Dominique Morisseau suggests that the college is the new plantation
It’s only March, but already this year New York audiences have been treated to pieces like Aleshea Harris’ “On Sugarland” and Joshua Harmon’s “Prayer for the French Republic.” These are big plays, lasting around three hours each, with great actors creating vibrant families and communities on stage to tell important stories. Not only do we learn, we experience.
Dominique Morisseau has a lot to teach us in her new play, “Confederates,” which opened Sunday at the Signature Theater at the Pershing Square Signature Center, and she’s giving herself about 90 minutes to get the job done.
During the Civil War, slave Sara (Kristolyn Lloyd) bandages an injured runaway slave turned Union soldier (Elijah Jones) who sponsors her to “stay safe” on the plantation. Sara argues, “I want to die like a man too.” Later in “Confederates,” Sara is sexually proposed to by the slave owner’s dimwitted daughter, Miss Sue (Kenzie Ross), who, like so many white women of her class, indulges in lesbianism. (It’s called the “straight gaze,” where LGBTQ is used as shorthand to connote decadence, perversion, or oppression.) Sara also argues with fellow slave girl, LuAnne (Andrea Patterson), who functions as the master’s concubine. .

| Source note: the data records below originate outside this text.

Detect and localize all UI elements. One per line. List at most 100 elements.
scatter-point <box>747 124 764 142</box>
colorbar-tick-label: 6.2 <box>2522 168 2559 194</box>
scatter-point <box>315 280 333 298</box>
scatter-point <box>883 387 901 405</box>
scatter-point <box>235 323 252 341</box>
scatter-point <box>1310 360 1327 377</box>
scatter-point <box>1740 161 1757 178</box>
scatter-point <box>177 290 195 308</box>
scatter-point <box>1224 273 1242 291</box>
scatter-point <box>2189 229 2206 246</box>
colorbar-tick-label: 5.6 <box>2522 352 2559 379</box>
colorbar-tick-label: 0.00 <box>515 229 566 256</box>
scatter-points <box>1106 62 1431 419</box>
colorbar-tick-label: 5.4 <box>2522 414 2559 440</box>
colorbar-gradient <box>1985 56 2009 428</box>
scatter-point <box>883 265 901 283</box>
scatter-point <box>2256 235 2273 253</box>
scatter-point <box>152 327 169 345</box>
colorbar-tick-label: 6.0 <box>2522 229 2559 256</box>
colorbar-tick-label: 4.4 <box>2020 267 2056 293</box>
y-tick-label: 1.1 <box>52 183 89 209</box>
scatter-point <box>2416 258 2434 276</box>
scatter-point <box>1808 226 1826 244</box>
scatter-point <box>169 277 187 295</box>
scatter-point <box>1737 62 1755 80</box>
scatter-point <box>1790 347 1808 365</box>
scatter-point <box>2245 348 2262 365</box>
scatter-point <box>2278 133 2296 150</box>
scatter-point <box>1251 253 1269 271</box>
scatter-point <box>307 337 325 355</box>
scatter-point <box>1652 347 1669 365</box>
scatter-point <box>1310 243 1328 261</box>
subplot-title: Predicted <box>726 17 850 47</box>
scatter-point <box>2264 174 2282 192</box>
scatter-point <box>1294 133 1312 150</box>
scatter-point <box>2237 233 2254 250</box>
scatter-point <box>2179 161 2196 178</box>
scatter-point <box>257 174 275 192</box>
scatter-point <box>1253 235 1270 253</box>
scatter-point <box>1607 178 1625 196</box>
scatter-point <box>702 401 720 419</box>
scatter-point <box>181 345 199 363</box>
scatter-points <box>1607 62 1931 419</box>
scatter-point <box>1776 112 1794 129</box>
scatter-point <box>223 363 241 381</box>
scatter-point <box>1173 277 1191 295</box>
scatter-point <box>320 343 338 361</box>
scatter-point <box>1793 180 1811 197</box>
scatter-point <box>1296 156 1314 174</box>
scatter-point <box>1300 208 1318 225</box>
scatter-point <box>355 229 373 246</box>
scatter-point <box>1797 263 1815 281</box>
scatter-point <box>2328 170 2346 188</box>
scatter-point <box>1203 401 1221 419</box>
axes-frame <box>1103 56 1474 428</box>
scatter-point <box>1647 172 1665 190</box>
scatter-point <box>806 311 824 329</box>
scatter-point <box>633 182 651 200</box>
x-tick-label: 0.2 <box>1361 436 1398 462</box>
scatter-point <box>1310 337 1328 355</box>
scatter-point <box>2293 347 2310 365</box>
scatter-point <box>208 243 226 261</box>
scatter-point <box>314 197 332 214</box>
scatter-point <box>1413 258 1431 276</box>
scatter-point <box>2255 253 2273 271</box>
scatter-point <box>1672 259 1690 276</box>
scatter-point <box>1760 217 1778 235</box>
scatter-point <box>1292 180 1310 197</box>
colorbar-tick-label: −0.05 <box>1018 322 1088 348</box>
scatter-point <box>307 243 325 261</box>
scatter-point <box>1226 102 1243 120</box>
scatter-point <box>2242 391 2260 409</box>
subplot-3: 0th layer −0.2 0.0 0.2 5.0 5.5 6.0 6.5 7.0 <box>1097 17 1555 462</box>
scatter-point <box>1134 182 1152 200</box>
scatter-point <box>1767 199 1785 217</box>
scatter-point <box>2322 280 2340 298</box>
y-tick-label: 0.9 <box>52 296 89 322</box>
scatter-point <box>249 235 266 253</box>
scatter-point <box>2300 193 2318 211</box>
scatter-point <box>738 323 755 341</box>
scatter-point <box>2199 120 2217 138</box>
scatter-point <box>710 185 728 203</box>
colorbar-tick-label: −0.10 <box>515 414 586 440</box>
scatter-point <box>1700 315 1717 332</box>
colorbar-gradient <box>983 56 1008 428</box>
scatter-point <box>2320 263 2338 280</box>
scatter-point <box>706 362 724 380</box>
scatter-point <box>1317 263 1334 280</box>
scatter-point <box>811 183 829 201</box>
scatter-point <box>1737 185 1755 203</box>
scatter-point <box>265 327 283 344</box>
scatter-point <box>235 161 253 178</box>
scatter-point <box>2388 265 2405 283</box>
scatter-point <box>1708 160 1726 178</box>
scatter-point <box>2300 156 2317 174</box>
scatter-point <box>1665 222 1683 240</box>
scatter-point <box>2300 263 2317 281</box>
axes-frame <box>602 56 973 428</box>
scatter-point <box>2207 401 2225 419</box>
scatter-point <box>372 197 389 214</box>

The story above is told in a few scenes that take around 45 minutes. They are intercut with the other half of “Confederates,” which tells the story of a tenured college professor, Sandra (Michelle Wilson), recently subjected to outrage at having a racist photo posted on the door of her his office.
Sandra can’t help but argue with her colleagues and students: there’s a student, Malik (Jones), who thinks she favors female students; an untitled instructor, Jade (Patterson), who accuses Sara of viewing her as competition; and a silly assistant, Candice (Ross, again proving she’s no Butterfly McQueen), who must have scored around 200 on her SATs. Morisseau takes a page from “Gone with the Wind”. She makes characters of one race the butt of all her jokes.
Sandra learns very quickly. After her interviews with Malik and Jade, she gives the student an A-plus on her rewritten paper and she recommends the instructor for tenure. Sandra comes to regret both decisions in about two minutes of scene time.
In addition to racism and sexism, Sara and Sandra share the burden of not being able to have children. Lloyd and Wilson carry the many burdens of their respective characters with restive aplomb.
Morisseau is at his best with the play’s many verbal fights. Only George Bernard Shaw can make us change our sympathies faster. Handled with much less finesse is the easy symmetry of past and present stories presented here. Stori Ayes’ brutal directing aptly showcases sweeping time jumps with fun and flashy costume changes. Ari Fulton is the designer.
Before giving Malik that A-plus, Sandra critiques his article, saying, “I think you can draw more concise lines between corporate America and the plantation.” Morisseau has no problem drawing those lines. She gets the job done in record time.
Robert Hofler, senior theater critic for TheWrap, has worked as an editor for Life, Us Weekly and Variety. His books include “The Man Who Invented Rock Hudson”, “Party Animals”, and “Sexplosion: From Andy Warhol to A Clockwork Orange, How a Generation of Pop Rebels Broke All the Taboos”. His latest book, “Money, Murder, and Dominick Dunne”, is out now.